Aux États-Unis, il y a une très forte culture de promotion des personnes remarquables. C’est moins le cas en Europe, peut-être aussi parce que la barre est placée trop haut. C’est pourquoi nous nous efforçons, en tant que scientifiques senior, d'apporter une plus grande reconnaissance à cette faculté exceptionnelle et aux étudiants que nous avons

Athanasios Nenes

Éveiller les consciences

L’investissement de ce père de famille, qui évoque son amour pour son épouse et ses enfants dès qu’il en a l’occasion, se traduit aussi par son combat personnel à éveiller les consciences face au changement climatique. « Pour le virus, les choses reviendront à la normale quand un vaccin sera découvert. Le système s’adapte, on aura moins de mal à porter un masque si nécessaire. Mais la problématique du climat, c’est tout autre chose. Dans les décennies à venir, elle ne fera qu’empirer. On sait ce qui arrive, mais il n’y a pas assez d’actions pour lutter contre. C’est pourtant de loin le plus gros défi qui nous attend. »

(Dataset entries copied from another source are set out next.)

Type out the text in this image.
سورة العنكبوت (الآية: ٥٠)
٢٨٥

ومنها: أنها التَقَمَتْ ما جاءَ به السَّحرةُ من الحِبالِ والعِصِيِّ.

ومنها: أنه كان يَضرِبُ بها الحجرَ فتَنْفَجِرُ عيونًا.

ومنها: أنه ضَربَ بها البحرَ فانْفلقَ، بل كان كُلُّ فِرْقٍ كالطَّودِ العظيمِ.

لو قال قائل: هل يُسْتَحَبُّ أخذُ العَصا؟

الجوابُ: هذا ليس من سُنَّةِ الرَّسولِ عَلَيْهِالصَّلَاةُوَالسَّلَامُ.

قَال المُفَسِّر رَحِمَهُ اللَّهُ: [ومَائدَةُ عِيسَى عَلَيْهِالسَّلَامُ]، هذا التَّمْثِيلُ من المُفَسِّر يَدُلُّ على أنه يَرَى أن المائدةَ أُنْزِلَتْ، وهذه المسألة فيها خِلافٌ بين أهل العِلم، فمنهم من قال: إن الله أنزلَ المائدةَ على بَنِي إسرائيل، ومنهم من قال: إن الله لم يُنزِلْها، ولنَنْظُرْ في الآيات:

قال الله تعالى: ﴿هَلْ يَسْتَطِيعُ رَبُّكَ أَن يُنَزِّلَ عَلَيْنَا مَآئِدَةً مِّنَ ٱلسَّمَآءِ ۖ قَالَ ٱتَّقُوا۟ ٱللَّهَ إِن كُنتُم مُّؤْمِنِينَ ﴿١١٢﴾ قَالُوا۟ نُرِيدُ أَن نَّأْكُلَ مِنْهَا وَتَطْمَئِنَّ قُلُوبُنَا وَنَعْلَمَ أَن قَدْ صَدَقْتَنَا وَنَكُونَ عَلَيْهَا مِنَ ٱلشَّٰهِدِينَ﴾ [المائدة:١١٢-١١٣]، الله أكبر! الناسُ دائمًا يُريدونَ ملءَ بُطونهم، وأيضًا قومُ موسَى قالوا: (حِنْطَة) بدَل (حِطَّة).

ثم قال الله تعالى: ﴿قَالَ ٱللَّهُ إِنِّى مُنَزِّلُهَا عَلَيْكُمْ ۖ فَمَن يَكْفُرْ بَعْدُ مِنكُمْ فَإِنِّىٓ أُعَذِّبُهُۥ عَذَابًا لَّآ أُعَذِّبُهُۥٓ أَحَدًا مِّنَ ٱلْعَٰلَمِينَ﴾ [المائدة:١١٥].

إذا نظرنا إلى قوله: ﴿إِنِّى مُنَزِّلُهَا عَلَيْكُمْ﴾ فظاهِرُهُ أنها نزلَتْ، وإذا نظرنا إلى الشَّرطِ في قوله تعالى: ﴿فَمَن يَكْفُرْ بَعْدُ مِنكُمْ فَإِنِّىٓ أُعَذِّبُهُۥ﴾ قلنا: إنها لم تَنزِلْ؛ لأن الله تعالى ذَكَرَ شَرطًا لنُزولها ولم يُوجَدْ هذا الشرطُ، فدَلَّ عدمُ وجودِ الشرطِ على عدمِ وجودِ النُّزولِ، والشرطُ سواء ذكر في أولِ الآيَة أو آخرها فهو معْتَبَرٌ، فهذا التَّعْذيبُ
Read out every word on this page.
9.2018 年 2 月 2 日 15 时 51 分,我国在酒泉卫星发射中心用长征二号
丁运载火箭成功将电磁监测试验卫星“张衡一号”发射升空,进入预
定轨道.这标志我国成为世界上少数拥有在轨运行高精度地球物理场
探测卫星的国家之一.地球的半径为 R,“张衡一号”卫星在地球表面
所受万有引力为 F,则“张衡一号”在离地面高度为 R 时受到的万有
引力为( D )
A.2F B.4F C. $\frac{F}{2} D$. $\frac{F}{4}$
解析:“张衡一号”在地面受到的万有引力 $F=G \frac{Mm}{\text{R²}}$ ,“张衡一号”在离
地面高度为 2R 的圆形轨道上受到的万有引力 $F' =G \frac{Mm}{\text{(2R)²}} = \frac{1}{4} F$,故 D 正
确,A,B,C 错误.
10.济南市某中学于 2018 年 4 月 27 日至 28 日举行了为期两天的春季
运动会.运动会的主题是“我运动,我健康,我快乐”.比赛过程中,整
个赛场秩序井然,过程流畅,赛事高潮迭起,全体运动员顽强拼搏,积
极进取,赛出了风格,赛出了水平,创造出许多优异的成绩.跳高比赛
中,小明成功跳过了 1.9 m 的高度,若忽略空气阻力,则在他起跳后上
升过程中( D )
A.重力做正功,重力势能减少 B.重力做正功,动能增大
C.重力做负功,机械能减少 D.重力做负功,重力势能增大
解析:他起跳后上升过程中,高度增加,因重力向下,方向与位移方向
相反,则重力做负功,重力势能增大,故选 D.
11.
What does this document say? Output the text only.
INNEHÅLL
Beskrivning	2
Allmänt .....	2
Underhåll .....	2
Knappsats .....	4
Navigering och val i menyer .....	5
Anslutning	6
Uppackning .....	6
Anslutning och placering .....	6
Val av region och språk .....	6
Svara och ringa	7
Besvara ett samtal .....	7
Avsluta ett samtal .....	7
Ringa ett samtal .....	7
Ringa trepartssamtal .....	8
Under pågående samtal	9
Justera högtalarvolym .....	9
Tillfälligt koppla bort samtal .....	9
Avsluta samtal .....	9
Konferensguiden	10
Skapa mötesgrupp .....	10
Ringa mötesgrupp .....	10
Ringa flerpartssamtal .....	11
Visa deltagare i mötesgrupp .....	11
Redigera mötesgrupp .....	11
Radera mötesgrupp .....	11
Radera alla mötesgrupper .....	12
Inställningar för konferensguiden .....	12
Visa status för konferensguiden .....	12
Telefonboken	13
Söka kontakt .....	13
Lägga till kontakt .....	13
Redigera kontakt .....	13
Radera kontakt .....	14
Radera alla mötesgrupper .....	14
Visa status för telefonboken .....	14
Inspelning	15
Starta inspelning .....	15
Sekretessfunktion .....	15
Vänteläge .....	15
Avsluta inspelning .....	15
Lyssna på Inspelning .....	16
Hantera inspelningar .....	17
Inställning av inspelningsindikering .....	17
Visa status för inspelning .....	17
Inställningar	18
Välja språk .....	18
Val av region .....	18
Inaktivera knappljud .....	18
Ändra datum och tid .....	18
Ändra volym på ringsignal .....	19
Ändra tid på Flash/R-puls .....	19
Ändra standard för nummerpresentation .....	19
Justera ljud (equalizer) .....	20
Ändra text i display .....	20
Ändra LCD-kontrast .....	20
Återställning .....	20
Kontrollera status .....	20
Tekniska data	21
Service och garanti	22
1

>> Pour aller plus loin : «Les grands feux de forêt menacent notre santé»

Athanasios Nenes se rassure peut-être en voyant le grand intérêt, chez ses « fantastiques » étudiants en bachelor à l’EPFL, pour les thématiques de la qualité de l’air et du changement climatique. Encore une corde à l’arc d’un scientifique qui, à défaut d’être immortel comme son nom le suggère en grec, élabore et transmet un savoir qui ne manquera pas de prendre beaucoup de place chez les générations futures.